A poignant book of Gaelic letters will be launched as part of the Aye Write Book Festival in Glasgow this Saturday.
Litir Chun an t-Saighdeir gun Ainm / Letter to the Unknown Soldier was commissioned by the 14-18 Now World War One centenary art commemoration project.
It drew its inspiration from a bronze memorial, in Paddington Station in London, of a life-size statue of a soldier in trench uniform reading a letter (pictured). No-one knows who the letter was from and what it contained.
The BBC was invited to participate in encouraging radio listeners to take a moment and write that letter.
BBC Radio Four and Radio nan Gaidheal embraced the project and listeners of all ages stepped back in time to 1914-18 and the First World War to pen personal letters to family members and loved ones.
More than 50 letters were written and broadcast in Gaelic and they make up this unique collection compiled 100 years after the World War One.
Project creators Neil Bartlett and Kate Pullinger were deeply moved at the response with over 21,000 letters received in total and stated: “People wrote from across Britain, and across the world.....they wrote from different places, different generations and different points of view - and sometimes in different languages.
“Perhaps we shouldn’t have been surprised that the idea of writing a letter to a lost soldier would resonate so strongly in the Gaelic-speaking parts of Britain, when these regions were hit especially hard by the death-toll of the First World War.
“By writing to him in Gaelic, people have made us remember just how many soldiers would have spoken that language.”

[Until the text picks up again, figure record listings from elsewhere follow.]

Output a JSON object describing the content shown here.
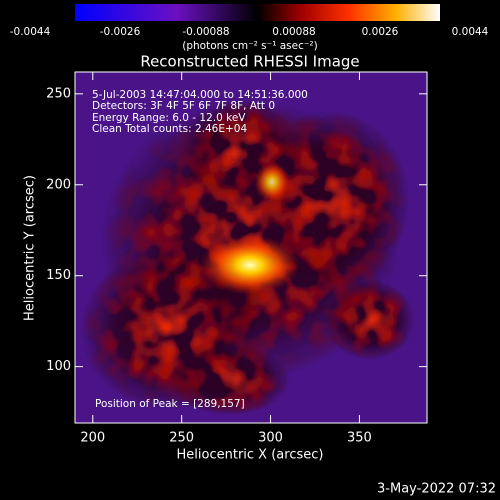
{
  "chart_data": {
    "type": "image",
    "title": "Reconstructed RHESSI Image",
    "xlabel": "Heliocentric X (arcsec)",
    "ylabel": "Heliocentric Y (arcsec)",
    "xlim": [
      190,
      388
    ],
    "xticks": [
      200,
      250,
      300,
      350
    ],
    "ylim": [
      69,
      262
    ],
    "yticks": [
      100,
      150,
      200,
      250
    ],
    "colorbar": {
      "lim": [
        -0.0044,
        0.0044
      ],
      "ticks": [
        -0.0044,
        -0.0026,
        -0.00088,
        0.00088,
        0.0026,
        0.0044
      ],
      "label": "(photons cm⁻² s⁻¹ asec⁻²)"
    },
    "annotations": [
      "5-Jul-2003 14:47:04.000 to 14:51:36.000",
      "Detectors: 3F 4F 5F 6F 7F 8F, Att 0",
      "Energy Range: 6.0 - 12.0 keV",
      "Clean     Total counts: 2.46E+04"
    ],
    "peak_label": "Position of Peak = [289,157]",
    "timestamp": "3-May-2022 07:32"
  }
}
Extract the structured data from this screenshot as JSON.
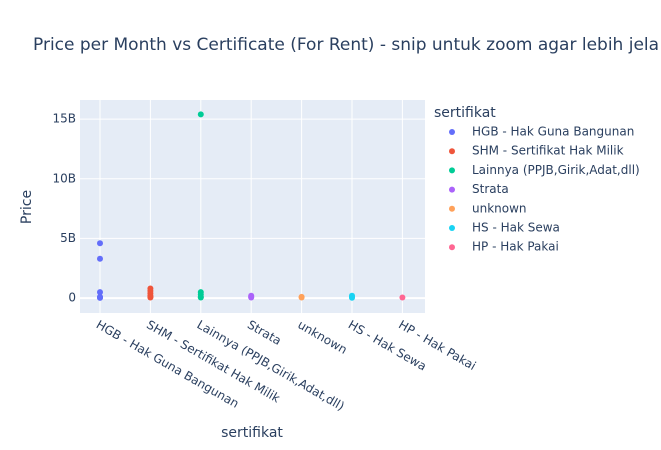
{
  "chart_data": {
    "type": "strip",
    "title": "Price per Month vs Certificate (For Rent) - snip untuk zoom agar lebih jela",
    "x_label": "sertifikat",
    "y_label": "Price",
    "legend_title": "sertifikat",
    "categories": [
      "HGB - Hak Guna Bangunan",
      "SHM - Sertifikat Hak Milik",
      "Lainnya (PPJB,Girik,Adat,dll)",
      "Strata",
      "unknown",
      "HS - Hak Sewa",
      "HP - Hak Pakai"
    ],
    "ylim": [
      -1250000000,
      16600000000
    ],
    "yticks": [
      0,
      {
        "value": 5000000000,
        "label": "5B"
      },
      {
        "value": 10000000000,
        "label": "10B"
      },
      {
        "value": 15000000000,
        "label": "15B"
      }
    ],
    "grid": true,
    "legend": "right",
    "series": [
      {
        "name": "HGB - Hak Guna Bangunan",
        "color": "#636efa",
        "values": [
          4600000000,
          3300000000,
          500000000,
          100000000,
          50000000,
          20000000
        ]
      },
      {
        "name": "SHM - Sertifikat Hak Milik",
        "color": "#EF553B",
        "values": [
          800000000,
          600000000,
          400000000,
          200000000,
          100000000,
          50000000
        ]
      },
      {
        "name": "Lainnya (PPJB,Girik,Adat,dll)",
        "color": "#00cc96",
        "values": [
          15400000000,
          500000000,
          300000000,
          100000000,
          50000000
        ]
      },
      {
        "name": "Strata",
        "color": "#ab63fa",
        "values": [
          200000000,
          100000000,
          50000000
        ]
      },
      {
        "name": "unknown",
        "color": "#FFA15A",
        "values": [
          100000000,
          50000000
        ]
      },
      {
        "name": "HS - Hak Sewa",
        "color": "#19d3f3",
        "values": [
          200000000,
          100000000,
          30000000
        ]
      },
      {
        "name": "HP - Hak Pakai",
        "color": "#FF6692",
        "values": [
          50000000
        ]
      }
    ]
  }
}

The letters in this collection were written using a range of styles, some composed from the perspective of family members, mothers, sisters, brothers, trying to imagine what the soldier might be experiencing - they passed on news of the community they left behind with some trying to keep things light for the reader.

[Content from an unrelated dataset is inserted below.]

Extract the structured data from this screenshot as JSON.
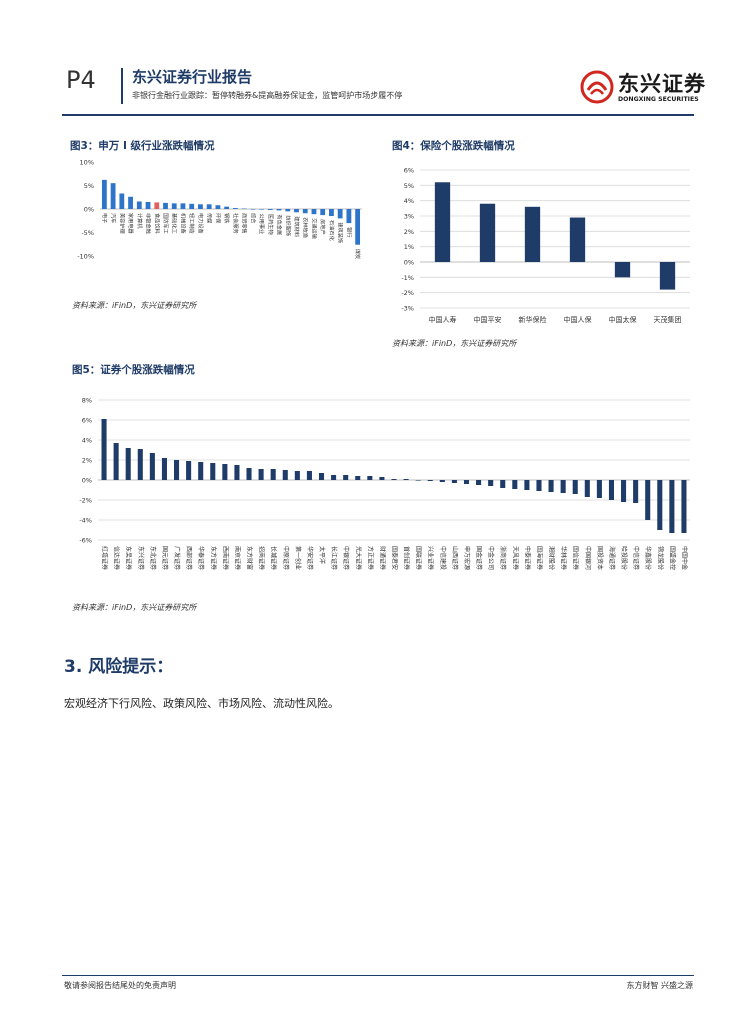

This young writer conveyed the mood of many young boys at the time: “Murdo and I were fishing down at the river today. I gave him my fishing rod and I used your one. I caught three trout and Murdo caught two. I wish I was old enough to be in the Army. I envy you. Two more years though and I’ll be old enough. If I’m lucky the War will still be on!“
Some of the letters are written in the form of poems and reflect the feelings and memories of loved ones and others wrote letters between soldiers taking us directly into the dirt, devastation and death of the trenches, questioning the purpose of war: “Who are you? The question is pointless. The hungry soil of France and Belgium swallowed you all, and it took four years to satisfy it.”
And poignant thoughts on the many who did not return are expressed in many: “Don’t be afraid. This silence will not last long. You will rise, brave fighter, and you will leave your gun and bayonet behind. You will find a familiar road and you will follow their voices back to the landscape of your youth...”

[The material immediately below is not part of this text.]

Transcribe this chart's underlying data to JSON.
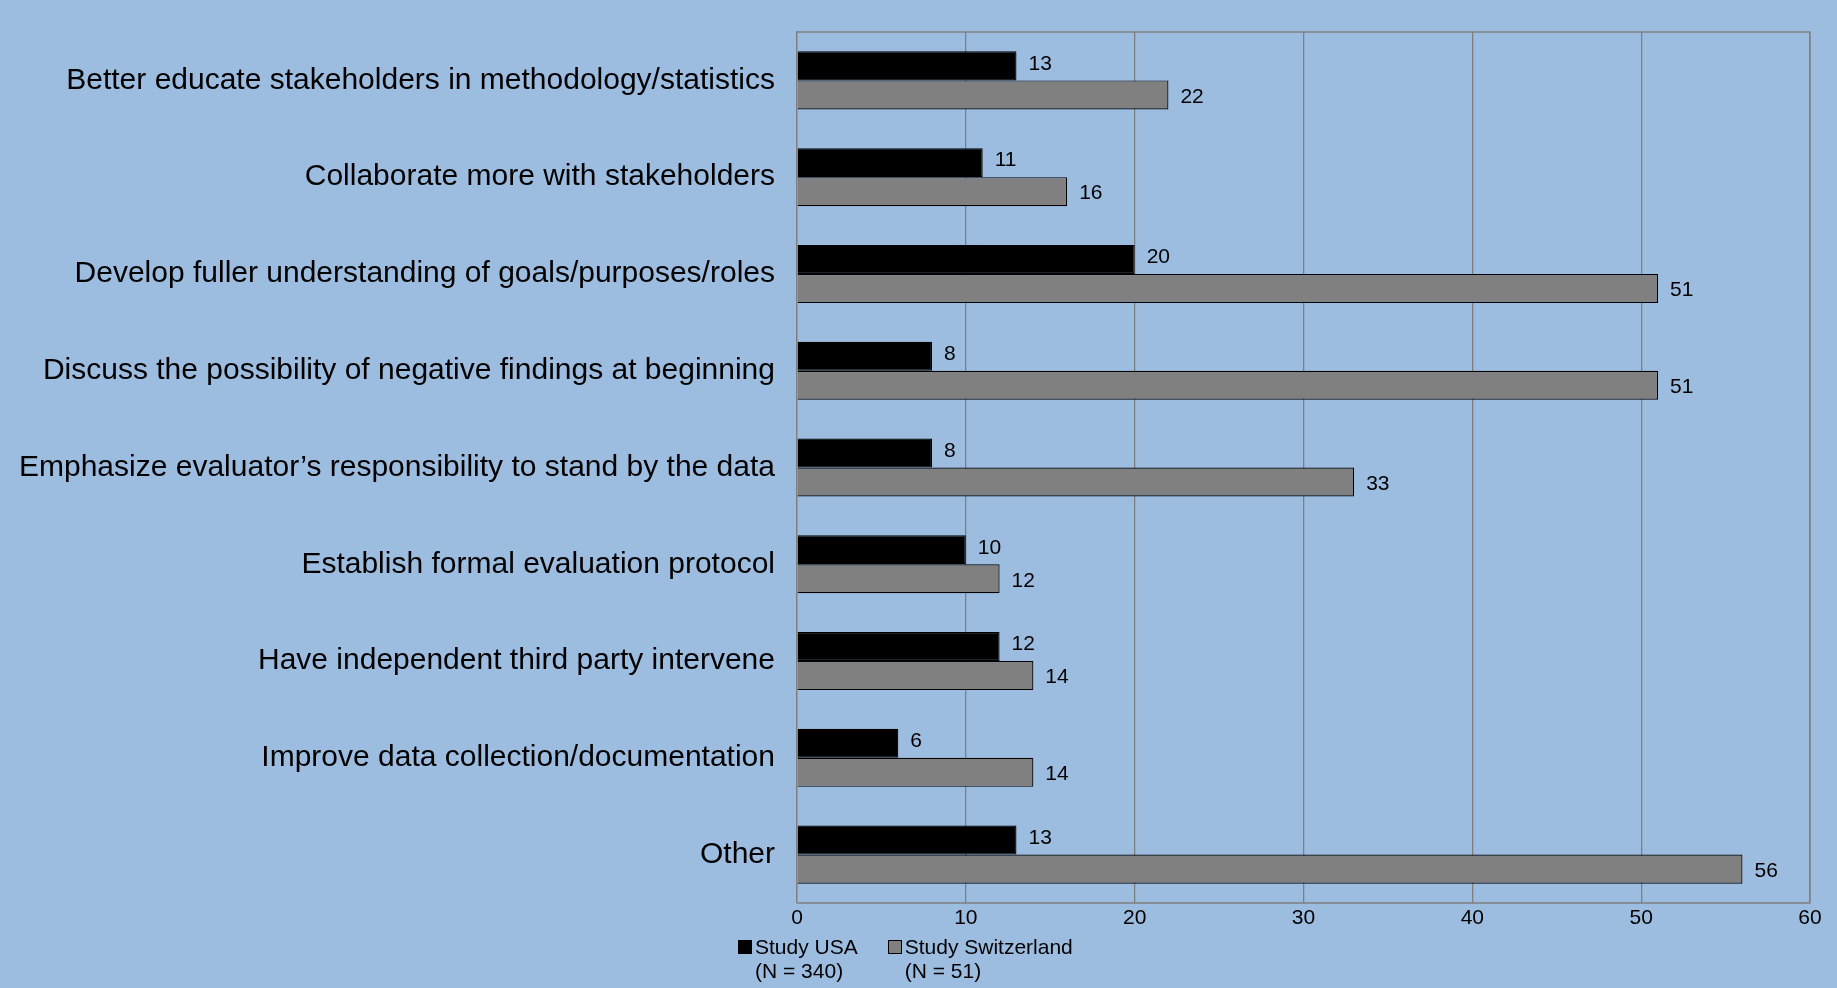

The publication of the collection of letters came about from a collaboration between the BBC, the Gaelic Publishing House CLÀR with support from The Gaelic Books Council.
Margaret Mary Murray, Head of BBC Gaelic Services, said: “A letter is a very precious thing and particularly so in this situation with the reader thousands of miles away from the writer and in the throes of war.
“Radio nan Gaidheal listeners of all ages embraced the creative letter writing challenge and explored themes of family, community, love and loss. The act of reading the letters aloud for broadcast added further emotion.”
Rosemary Ward, Director of The Gaelic Books Council said: “When we heard the writers reading their letters on Radio nan Gaidheal, we thought it would be a huge loss if the letters weren’t published in a book, and we recommended publication to the BBC. The BBC accepted our recommendation and the Gaelic Books Council was very happy to support CLAR to get this special publication into print.
“Congratulations to all those involved in this excellent initiative.”
Lisa Storey from the publisher CLÀR added: “It’s great to see so many different Gaelic writers, especially younger ones, coming forward for this book.
“CLÀR were only too happy to work with BBC Radio nan Gaidheal on this.”
The launch event takes place this Saturday (March 12) at the Aye Write Book festival in Glasgow’s Mitchell Library at 3pm.
The session will be chaired by Allan Campbell and will include representatives of 14-18 NOW and the BBC.
Some of the letter writers will share the story and emotions within their Letter to the Unknown Soldier.